If your motivation to exercise needs a boost, use your imagination – literally. Studies have found that practicing mental imagery can help people stick with their workout plans. “The great thing about imagery is that it is a strategy people can use whenever they want – and it costs nothing,” says Damian Stanley, PhD, a postdoctoral research fellow specializing in sport and exercise psychology at the University of Wolverhampton in the United Kingdom. Here are three techniques to try:
1. Tap into hope or fear. In a 2010 study from the Journal of Sport & Exercise Psychology, participants who imagined a future version of themselves – either an ideal, fit self, or a feared, out-of-shape self – were more likely to continue exercising than those who didn’t use imagery, probably because it “got people thinking realistically about what it would take to achieve or avoid that self,” according to Kathleen Martin Ginis, PhD, study author and professor of kinesiology at McMaster University in Hamilton, Ontario, Canada.
Imagine yourself five to 10 years from now as either unhealthy and inactive, or healthy and active – both approaches were effective; pick the one that personally motivates you the most. Write each detail of how your life might be, including your appearance, relationships, energy level and attitude. Take time to do this any time your motivation lags.
2. Picture pleasure. A study from the March 2012 issue of the journal Psychology of Sport & Exercise found that “enjoyment imagery” increases motivation to exercise. When you think of exercise, picture yourself having fun, and focus on the things you like about it. The keys to using enjoyment imagery successfully are making it personally meaningful and relevant to you, and making it as vivid as possible, says Stanley, one of the authors of the study. “Make the image as clear as you can, and use all of your senses,” he suggests. “What will the environment look like? What will you be able to see, hear and smell in the environment?”
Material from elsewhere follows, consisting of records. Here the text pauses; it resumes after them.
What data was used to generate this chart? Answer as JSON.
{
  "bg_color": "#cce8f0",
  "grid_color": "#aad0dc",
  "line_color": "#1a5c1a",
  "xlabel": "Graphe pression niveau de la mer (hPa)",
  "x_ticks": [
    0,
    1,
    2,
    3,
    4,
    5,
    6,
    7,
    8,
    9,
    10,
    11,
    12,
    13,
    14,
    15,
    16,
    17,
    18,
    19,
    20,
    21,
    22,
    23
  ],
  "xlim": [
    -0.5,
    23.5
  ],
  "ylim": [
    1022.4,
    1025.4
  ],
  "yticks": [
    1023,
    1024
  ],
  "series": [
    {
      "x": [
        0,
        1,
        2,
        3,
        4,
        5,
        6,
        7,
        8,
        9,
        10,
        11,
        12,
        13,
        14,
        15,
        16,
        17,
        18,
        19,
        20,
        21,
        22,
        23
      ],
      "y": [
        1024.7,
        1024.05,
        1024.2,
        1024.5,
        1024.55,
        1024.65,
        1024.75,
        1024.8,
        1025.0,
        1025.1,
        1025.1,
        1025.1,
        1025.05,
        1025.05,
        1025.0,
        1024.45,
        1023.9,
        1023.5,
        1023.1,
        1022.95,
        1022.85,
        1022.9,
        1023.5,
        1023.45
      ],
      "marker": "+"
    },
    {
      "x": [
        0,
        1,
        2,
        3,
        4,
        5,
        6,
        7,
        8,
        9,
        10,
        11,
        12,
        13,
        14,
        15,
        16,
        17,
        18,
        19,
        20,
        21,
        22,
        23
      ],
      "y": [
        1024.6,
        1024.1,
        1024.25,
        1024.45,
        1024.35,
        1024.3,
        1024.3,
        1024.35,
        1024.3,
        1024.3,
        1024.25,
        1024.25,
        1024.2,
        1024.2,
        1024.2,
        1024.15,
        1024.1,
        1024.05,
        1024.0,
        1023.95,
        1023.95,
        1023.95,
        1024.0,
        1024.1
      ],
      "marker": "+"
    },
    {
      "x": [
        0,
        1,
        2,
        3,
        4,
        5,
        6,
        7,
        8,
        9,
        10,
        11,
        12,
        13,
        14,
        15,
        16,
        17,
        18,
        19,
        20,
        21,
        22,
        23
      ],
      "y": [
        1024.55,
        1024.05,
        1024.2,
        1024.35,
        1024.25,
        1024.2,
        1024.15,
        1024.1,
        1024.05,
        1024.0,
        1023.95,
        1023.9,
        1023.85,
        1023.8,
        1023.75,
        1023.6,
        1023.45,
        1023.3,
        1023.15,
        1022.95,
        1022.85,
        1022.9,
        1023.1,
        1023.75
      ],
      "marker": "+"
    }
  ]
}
3. Improve your “can-do” attitude. Using imagery to "see" yourself dealing with barriers to exercise increases your chances of sticking with it, according to a March 2011 study that appeared in the journal Applied Psychology: Health & Well-Being. Study author Lindsay Duncan, a post-doctoral research associate at Yale University, advises focusing on obstacles that typically prevent you from exercising as planned – like those related to scheduling and planning, for instance – and imagining yourself finding and successfully applying a solution to each obstacle.